In the original program, this is the single line which consumes all the processing time for calculating the fractal image. All code that precedes it is just set up work and all code that follows it is just for printing. This means that parallelizing this line is key to more performance.
One possible approach to parallelizing this is to break up the whole linear range from begin(v) to end(v) into chunks of the same size and distribute them evenly across all cores. This way all cores would share the amount of work. If we used the parallel version of std::transform with a parallel execution policy, this would exactly be the case. Unfortunately, this is not the right strategy for this problem, because every single point in the Mandelbrot set shows a very individual number of iterations.
Our approach here is to make every single vector item which represents an individually printed character cell on the terminal later an asynchronously calculated future value. As source and target vector are w * h items large, which means 100 * 40 in our case, we have a vector of 4000 future values that are calculated asynchronously. If our system had 4000 CPU cores, then this would mean that we start 4000 threads that do the Mandelbrot iteration really concurrently. On a normal system with fewer cores, the CPUs will just process one asynchronous item after the other per core.
While the transform call with the asynchronized version of to_iteration_count itself does no calculation but setting up of threads and future objects, it returns practically immediately. The original version of the program blocked at this point because the iterations took so long.
The parallelized version of the program does of course block somewhere, too. The function that prints all our values on the terminal must access the results from within the futures. In order to do that, it calls x.get() on all the values. And this is the trick: while it waits for the first value to be printed, a lot of other values are calculated at the same time. So if the get() call of the first future returns, the next future might be ready for printing already too!

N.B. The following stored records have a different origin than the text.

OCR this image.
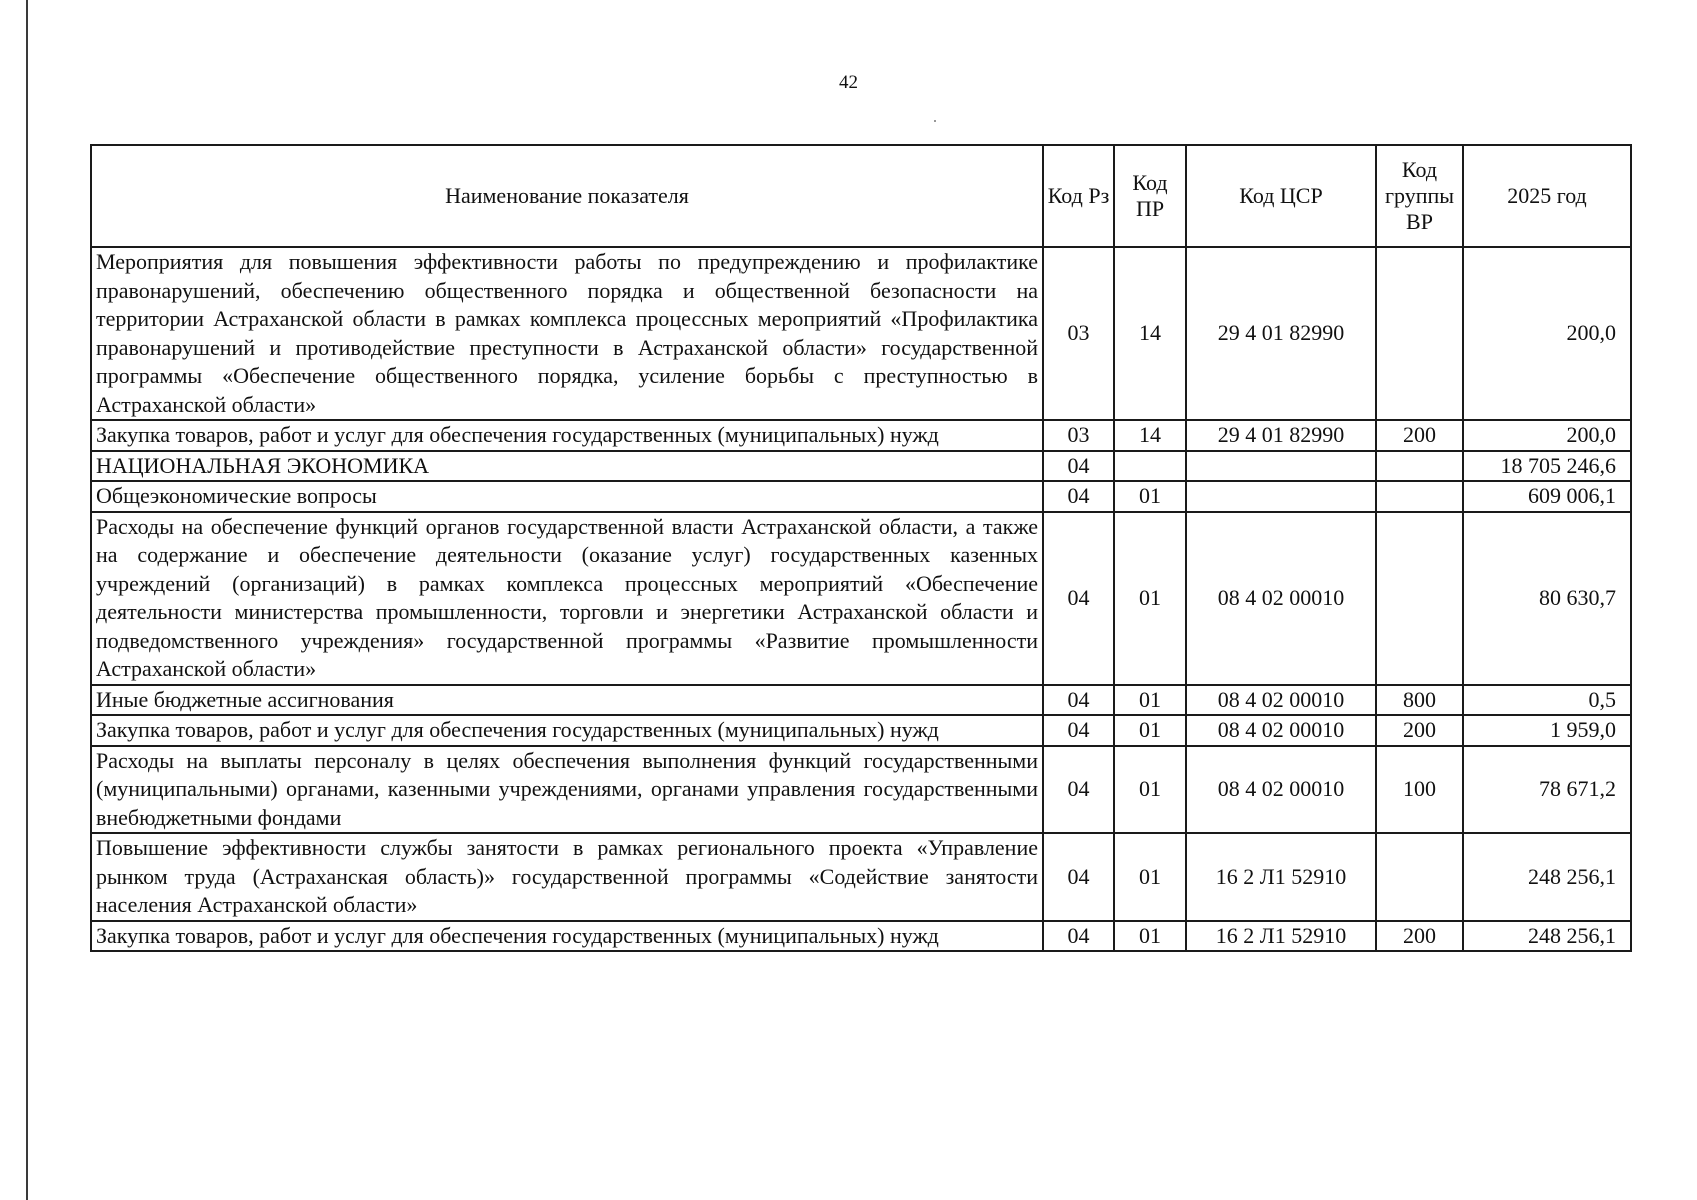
42
Наименование показателя	Код Рз	Код ПР	Код ЦСР	Код группы ВР	2025 год
Мероприятия для повышения эффективности работы по предупреждению и профилактике правонарушений, обеспечению общественного порядка и общественной безопасности на территории Астраханской области в рамках комплекса процессных мероприятий «Профилактика правонарушений и противодействие преступности в Астраханской области» государственной программы «Обеспечение общественного порядка, усиление борьбы с преступностью в Астраханской области»	03	14	29 4 01 82990		200,0
Закупка товаров, работ и услуг для обеспечения государственных (муниципальных) нужд	03	14	29 4 01 82990	200	200,0
НАЦИОНАЛЬНАЯ ЭКОНОМИКА	04				18 705 246,6
Общеэкономические вопросы	04	01			609 006,1
Расходы на обеспечение функций органов государственной власти Астраханской области, а также на содержание и обеспечение деятельности (оказание услуг) государственных казенных учреждений (организаций) в рамках комплекса процессных мероприятий «Обеспечение деятельности министерства промышленности, торговли и энергетики Астраханской области и подведомственного учреждения» государственной программы «Развитие промышленности Астраханской области»	04	01	08 4 02 00010		80 630,7
Иные бюджетные ассигнования	04	01	08 4 02 00010	800	0,5
Закупка товаров, работ и услуг для обеспечения государственных (муниципальных) нужд	04	01	08 4 02 00010	200	1 959,0
Расходы на выплаты персоналу в целях обеспечения выполнения функций государственными (муниципальными) органами, казенными учреждениями, органами управления государственными внебюджетными фондами	04	01	08 4 02 00010	100	78 671,2
Повышение эффективности службы занятости в рамках регионального проекта «Управление рынком труда (Астраханская область)» государственной программы «Содействие занятости населения Астраханской области»	04	01	16 2 Л1 52910		248 256,1
Закупка товаров, работ и услуг для обеспечения государственных (муниципальных) нужд	04	01	16 2 Л1 52910	200	248 256,1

In case w * h results in much larger numbers, there will be some measurable overhead in creating and synchronizing all these futures. In this case, the overhead is not too significant. On my laptop with an Intel i7 processor with 4 hyperthreading capable cores (which results in eight virtual cores), the parallel version of this program ran more than 3-5 times faster compared to the original program. The ideal parallelization would make it indeed 8 times faster. Of course, this speedup will vary between different computers, because it depends on a lot of factors.